La Bretonne d’origine, Sudiste pour l’ostéopathie, intègre donc une promotion de carabins en deuxième année de médecine dans le Champenois, à 30 ans. Sans connaître encore sa spécialité de cœur, elle a déjà quelques pistes compatibles avec sa formation d’ostéo, convaincue que l’ostéopathie bien faite peut être utile dans un parcours de soins : médecine générale, pédiatrie, gynécologie ont pour l’instant quelques faveurs. Elle sait en revanche qu’elle exercera en libéral.
 
Voilà donc deux ans qu’Énora étudie la médecine. Deux années presque à l’aise sur les matières cliniques, à s’accrocher sur la biochimie et la biophysique (mais vierge de tout rattrapage !). Avec un bac L, sans avoir passé la Paces… Le regard des autres peut être lourd. « Il y a un peu de syndrome du survivant de la part des anciens de Paces, dont certains se demandaient ce que je faisais là ». Ils avaient l’impression que la passerelle était la voie facile, et que pour faire médecine, il faut nécessairement « en chier ».
 
Pourtant, « sur 120 dossiers, seulement 18 ont été retenus », soit un pourcentage de réussite comparable à une première année de médecine. « C’est vrai, nous n’avons pas cette année de travail intense, mais notre parcours est différent. Et finalement, il y a un regard assez positif sur nous, passerelliens, sur notre démarche ». Quelques mois auront suffi à convaincre l’essentiel des étudiants : le naturel chaleureux et les connaissances d’Énora auront fait effet.

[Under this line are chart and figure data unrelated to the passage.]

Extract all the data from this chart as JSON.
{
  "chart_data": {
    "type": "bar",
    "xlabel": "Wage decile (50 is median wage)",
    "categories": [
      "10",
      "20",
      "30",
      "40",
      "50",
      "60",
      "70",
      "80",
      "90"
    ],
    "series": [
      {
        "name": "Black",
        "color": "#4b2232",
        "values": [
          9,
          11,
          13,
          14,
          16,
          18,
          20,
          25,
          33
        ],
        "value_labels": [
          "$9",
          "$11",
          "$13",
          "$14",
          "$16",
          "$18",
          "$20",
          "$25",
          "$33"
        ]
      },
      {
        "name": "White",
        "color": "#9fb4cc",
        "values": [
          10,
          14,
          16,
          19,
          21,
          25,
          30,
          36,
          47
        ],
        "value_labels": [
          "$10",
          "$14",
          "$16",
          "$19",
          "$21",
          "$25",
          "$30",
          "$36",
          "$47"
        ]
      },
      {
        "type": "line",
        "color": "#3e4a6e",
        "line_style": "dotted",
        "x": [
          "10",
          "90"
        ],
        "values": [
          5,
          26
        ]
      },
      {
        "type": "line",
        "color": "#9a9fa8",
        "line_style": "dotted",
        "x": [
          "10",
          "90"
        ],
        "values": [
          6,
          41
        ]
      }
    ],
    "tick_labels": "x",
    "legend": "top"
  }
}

32 ans et toutes ses dents

Et la différence d’âge ? « Je ne suis pas si vieille que ça, quand même ! », s’amuse-t-elle. « Déjà, tous les étudiants n’ont pas dix ans de moins que moi ! Je vais moins aux soirées médecine, mais pour le reste, quand on est ouvert et réceptif, ça se passe très bien. Pour moi, en fait, c’est même plutôt un avantage d’avoir dix ans de plus. On a plus de caractère pour moins se laisser faire ! » Au moment d'entamer l'externat, ça peut servir.
 
Premier bac L à avoir décroché le master de sciences dans sa fac, puis la seule dans sa promo de médecine : Énora est fière de son parcours, et répond aux félicitations par un « c’est loin d’être terminé » souriant et réaliste. Motivée, enjouée, tenace et avec les pieds sur terre : la passerellienne sera sûrement un bon médecin.
 
« J’espère que mon témoignage pourra aider quelques personnes », conclut-elle.